Buyers and sellers often agree that the selling company’s valuation assumes that the company will be sold on a cash-free, debt-free basis, with a normalized level of net working capital (“NWC”). To make sure you leave enough NWC in the business, you and the buyer will negotiate how much is enough. $300k? $1M? $2M?… $5M?
We all know the correct definition of working capital (Current business assets – current business liabilities = net working capital), but when you’re buying or selling a business, the formula is never that simple. Often cash is excluded from the formula. Or, if it’s included, it is commonly defined to ensure that only a normal operating minimum of cash is required as of closing (with the balance to be withdrawn by the seller). The buyer will want as much working capital as it can get, while the seller wants to keep as much cash as possible because he feels that cash accumulated is really in large part a measure of his past operations. Accordingly, the balance sheet rarely transfers from seller to buyer without adjustment to the purchase price, regardless of whether the transaction is structured as a sale of assets or stock. Working capital is always in flux, so the level at the purchase date is naturally important.
One major part of negotiating during due diligence is agreeing on the working capital target amount and agreeing on the formula for calculating the actual working capital for the company at closing and in the true-up (post-close). The normal purchase agreement will commonly state the anticipated working capital to be purchased, based on a normal operating level, and then will provide for a post-closing adjustment, to either add to or subtract from the purchase price, if the working capital level is markedly different from what would normally be expected.
As we all learned in accounting 101, insufficient capital to cover business expenses is one of the main reasons for business failure. That’s why net working capital is an important indicator of your business’s financial health, for your company and buyers, and lenders too. The more working capital you have, the “safer” the investment in your company is in the short-term.
Historical trends can be an important baseline for establishing a target working capital level. One of the key areas in financial due diligence is a net working capital investigation, in addition to a quality of earnings analysis. Often these analyses may have a potential positive or negative dollar impact to the buyer or the seller as part of a transaction. In most cases, since months have passed between the date of the initial offer to the actual closing date when the buyer acquires the company, a purchase price adjustment may be necessary to reflect changes in the seller company’s updated financial condition.
The selling company’s closing NWC should be an amount enough for the business to generate the same amount of cash flow used in determining the purchase price. Commonly, this is referred to as a “normalized level of net working capital.” This, however, may not be the same as the expected level of NWC at the time of closing. The normalized level of NWC is what the parties believe to be a fair level of NWC for the business as reflected in the pricing model, adjusted to account for normal day-to-day fluctuations in net working capital.

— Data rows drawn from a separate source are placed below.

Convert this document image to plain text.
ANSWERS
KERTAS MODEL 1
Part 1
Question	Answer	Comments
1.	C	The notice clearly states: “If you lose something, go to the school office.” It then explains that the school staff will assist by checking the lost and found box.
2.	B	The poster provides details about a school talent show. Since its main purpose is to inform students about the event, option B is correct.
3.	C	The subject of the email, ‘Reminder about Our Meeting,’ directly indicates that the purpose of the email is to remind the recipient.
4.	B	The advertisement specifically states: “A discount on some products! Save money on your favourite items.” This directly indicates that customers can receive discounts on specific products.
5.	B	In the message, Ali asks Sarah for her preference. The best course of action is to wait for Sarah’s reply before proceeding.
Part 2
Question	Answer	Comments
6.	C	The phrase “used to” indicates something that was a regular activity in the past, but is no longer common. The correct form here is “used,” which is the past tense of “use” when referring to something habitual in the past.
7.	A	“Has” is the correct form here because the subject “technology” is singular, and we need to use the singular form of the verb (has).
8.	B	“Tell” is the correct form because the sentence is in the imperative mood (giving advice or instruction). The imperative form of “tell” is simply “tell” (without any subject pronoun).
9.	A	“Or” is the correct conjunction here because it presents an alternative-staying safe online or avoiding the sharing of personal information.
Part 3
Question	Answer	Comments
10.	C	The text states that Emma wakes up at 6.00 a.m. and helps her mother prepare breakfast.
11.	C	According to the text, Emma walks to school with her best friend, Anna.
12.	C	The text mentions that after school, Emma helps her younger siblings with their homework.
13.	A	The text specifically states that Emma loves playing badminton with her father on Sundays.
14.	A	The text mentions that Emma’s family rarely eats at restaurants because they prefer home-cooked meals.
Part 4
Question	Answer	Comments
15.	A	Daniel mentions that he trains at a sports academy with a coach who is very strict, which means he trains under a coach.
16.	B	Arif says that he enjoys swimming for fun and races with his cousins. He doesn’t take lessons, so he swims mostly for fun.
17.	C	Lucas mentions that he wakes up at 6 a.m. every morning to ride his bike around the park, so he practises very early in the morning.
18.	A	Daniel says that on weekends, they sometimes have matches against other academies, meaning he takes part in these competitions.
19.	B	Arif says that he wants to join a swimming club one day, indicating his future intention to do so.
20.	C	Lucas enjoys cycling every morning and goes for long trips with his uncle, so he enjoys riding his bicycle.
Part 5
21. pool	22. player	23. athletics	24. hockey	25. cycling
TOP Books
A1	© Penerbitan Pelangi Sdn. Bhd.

In establishing such norms, buyers may have concerns about current and solid cost basis for inventories (no least of cost or market adjustment required), collectible status of receivables, and proper reporting and clean accrual of earned liabilities to the date of closing.
In determining the closing NWC, buyers will look back at such final tally to do a “true-up” post-close. Naturally, it is critical that the parties utilize the same measurement mechanisms to assess. Measurements utilized by the seller in its operation of the business are often not refined to the level the buyer would expect for determining the closing date amount. Many privately-held businesses only book adjustments to reserves for bad debt, or write-offs of aging inventories one a year, as they move toward a year-end closing. Accordingly, such write-offs may not have been adjusted properly at an interim close date. A detailed study of all GAAP-required reserves will be important to the final settlement of a closing working capital tally.
Finally, when selling your business, NWC and NWC adjustments are not meant to be a big financial windfall for the seller or the buyer. Often some small portion of the purchase price will be required to be set aside, in cash, for significant post-closing adjustments which would have reduced purchase price under terms of the deal.